I refer of course to John Byrne's awesome cover to Fantastic Four #243, which is in itself an awesome, awesome comic book.
There, I just used up my annual allotment of the word "awesome" and it's only June. From this point forward I shall not use the word "awesome" in a colloquial way. Actually, from this point forward, because I just said "awesome" in the last sentence. Damn it! No more "@wesome" from now on. Starting now.
What is the comic about? Look at the frickin' cover, it's about a bunch of heroes attacking frickin' Galactus, the Eater of Earths! 'Nuff said, pilgrim!
In the comic, the Fantastic Four and friends do indeed battle Galactus, that giant purple planet eater who wanders the cosmos destroying random planets. John Byrne wrote and drew this intergalactic beat down wherein the FF and select Avengers battle a giant Galactus on the streets of New York City.
Oh, did I mention --?
NEW YORK CITY IS TOTALLY FLOATING IN SPACE!
Even when he's not at the top of his game, Galactus is still more than a match for a handful of heroes. When shit goes wrong, sometime you gotta bring in Dr. Strange to fix things. Hey, it works for Brian Bendis! Ba-dum dum! Byrne draws a cool neo-Ditko version of Dr. Strange in this issue.
Anyway, the Sorceror Supreme steps up to bat and just takes Galactus out with a Dio salute:
After Reed and The Thing take out a staggered Galactus with a crazy slingshot move, Dr. Strange smugly explains that he cast a spell that showed Galactus his greatest fear and he lost his shit.
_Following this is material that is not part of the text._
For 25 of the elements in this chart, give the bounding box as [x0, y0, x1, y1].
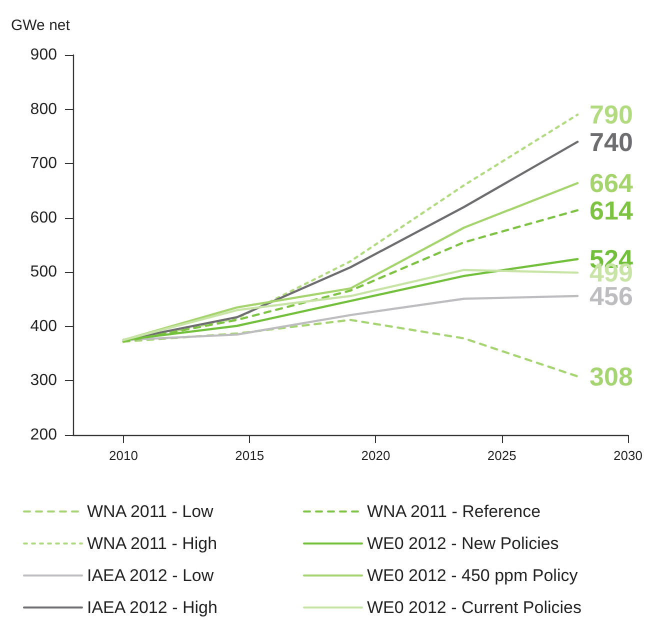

What did Dr. Strange show Galactus that freaked him out so much? What is the greatest fear of the Chower of Worlds? The Borg? Sharks? Comets? Mine would be watching the 1993 season of Boy Meets World over and over and over while dingos endlessly eat my innards.
Of course, the heroes prevail over Galactus, but wait. He's sick. Maybe he's got a thorn in his paw or something that's been making him grouchy. Aww, he needs our help...
The classic model of Reed Richards (depicted here) is a personality based on relentless curiousity and moral absolutism - something we haven't seen a lot of in some recent appearances of the character like Civil War. Here, Reed sees it as his moral duty is to save Galactus, even if it is inconvenient or inexpedient - and it's a decision that will cost him. That's the Reed Richards I dig.
The great thing about this issue and Byrne's FF run in general is the affection/reverance Byrne has for the real classic Lee/Kirby comics. Plus, the art was tight. Growing up, Byrne's work during this period really defined superhero comics for me - I just ate his stuff up, and I think it holds up remarkably well today.
This comic has the versions of Reed Richards and John Byrne that I most dig - I can pretend that the other stuff doesn't exist as long as I have comics like Fantastic Four #243. Contented sigh.